Contudo, as opções políticas de Metsola não são o único problema para o S&D, que arrisca perder peso nas instituições europeias com a saída de Sassoli. Isto numa altura em que o centro-esquerda parece estar a ganhar força no velho continente - em especial após a vitória do SPD na Alemanha e a eleição do chanceler Olaf Scholz. "Já comecei a negociar com o líder do PPE Manfred Weber para ver se podemos chegar a acordo para reequilibrar a representação do S&D no Parlamento Europeu e fortalecer as nossas prioridades políticas", disse a líder do grupo parlamentar do S&D, a espanhola Iratxe García.
O voto dos eurodeputados do grupo em Metsola também não está garantido, podendo ainda haver a escolha de avançar com candidato próprio às eleições de 17 de janeiro em Estrasburgo. O problema é que, para ser eleito, um candidato do S&D precisaria dos votos do Renovar a Europa, sendo que estes parecem inclinados a manter o acordo de 2019 - que colocou Charles Michel, deste grupo político, como presidente do Conselho Europeu, além de Ursula von der Leyen, do PPE, na presidência da Comissão Europeia.

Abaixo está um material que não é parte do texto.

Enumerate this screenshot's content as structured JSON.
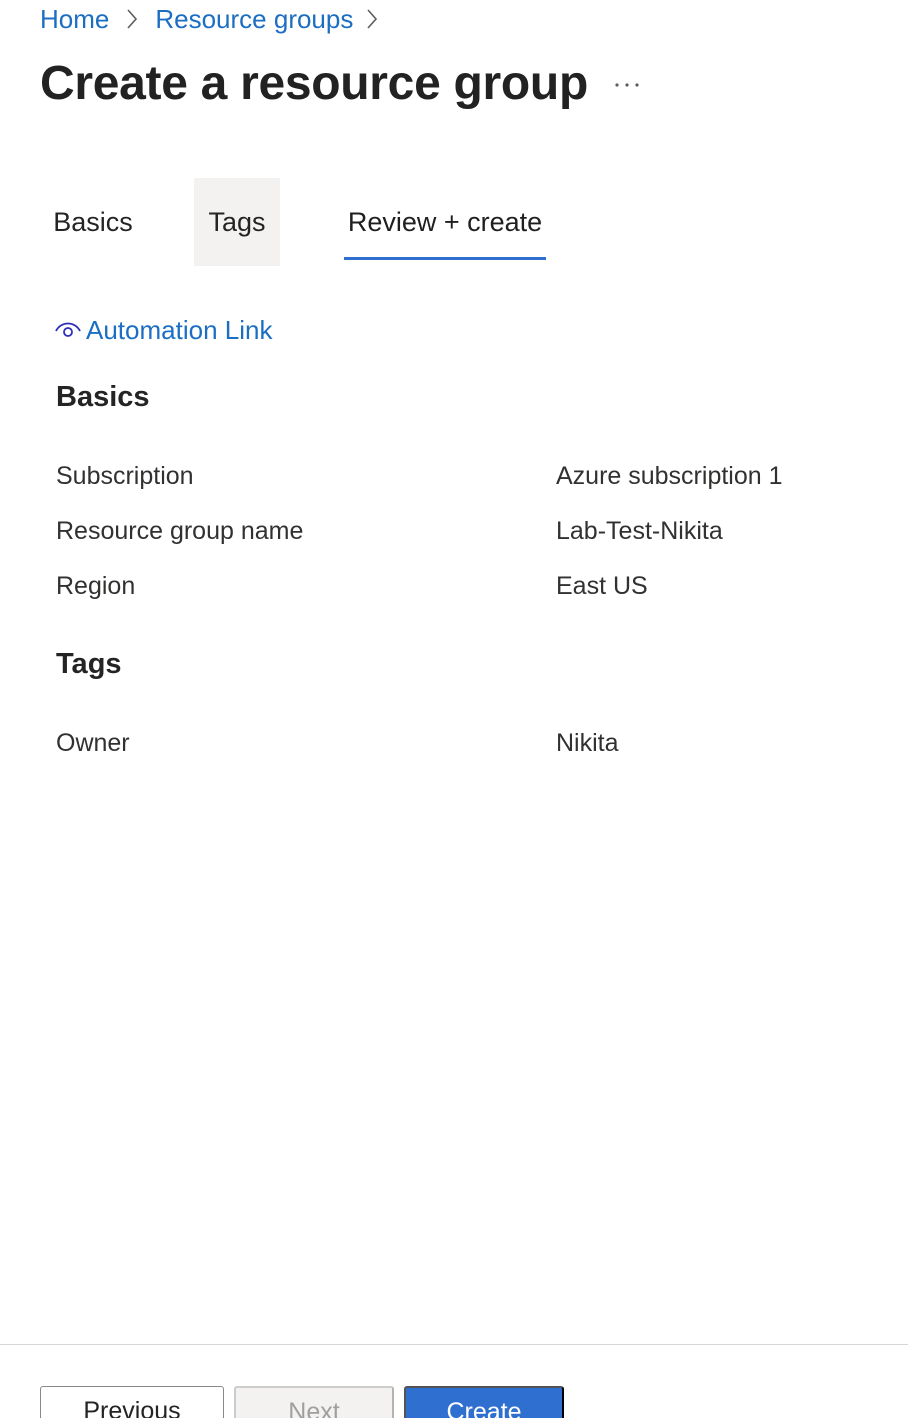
{
  "breadcrumb": {
    "items": [
      "Home",
      "Resource groups"
    ],
    "separator_icon": "chevron-right-icon"
  },
  "page": {
    "title": "Create a resource group",
    "more_icon": "ellipsis-icon"
  },
  "tabs": [
    {
      "label": "Basics",
      "state": "default"
    },
    {
      "label": "Tags",
      "state": "hover"
    },
    {
      "label": "Review + create",
      "state": "selected"
    }
  ],
  "automation": {
    "label": "Automation Link",
    "icon": "eye-icon"
  },
  "basics": {
    "heading": "Basics",
    "rows": [
      {
        "label": "Subscription",
        "value": "Azure subscription 1"
      },
      {
        "label": "Resource group name",
        "value": "Lab-Test-Nikita"
      },
      {
        "label": "Region",
        "value": "East US"
      }
    ]
  },
  "tags": {
    "heading": "Tags",
    "rows": [
      {
        "label": "Owner",
        "value": "Nikita"
      }
    ]
  },
  "footer": {
    "previous_label": "Previous",
    "next_label": "Next",
    "create_label": "Create",
    "next_enabled": false
  },
  "colors": {
    "link": "#1b6ec2",
    "accent": "#2f6fd0",
    "tab_hover_bg": "#f3f2f1",
    "text": "#242424",
    "disabled_text": "#a19f9d"
  }
}
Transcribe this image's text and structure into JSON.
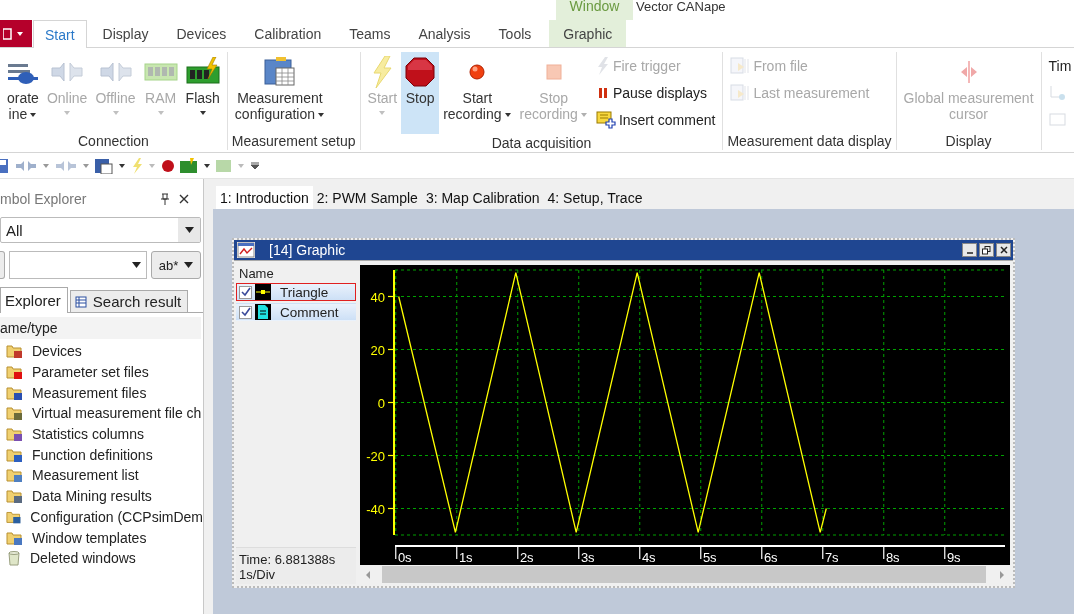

"Também queremos ouvir a candidata proposta pelo PPE porque alguns dos seus pontos de vista são inaceitáveis para nós. Vamos convidá-la para uma sessão de perguntas com os nossos eurodeputados, onde eles podem colocar as questões e falar das preocupações que têm, e esperamos compromissos e clarificações sobre alguns assuntos importantes como os direitos das mulheres, a justiça fiscal, o Estado de Direito e a justiça social", acrescentou. Essa audição será na segunda semana de janeiro e só depois haverá uma decisão sobre o voto.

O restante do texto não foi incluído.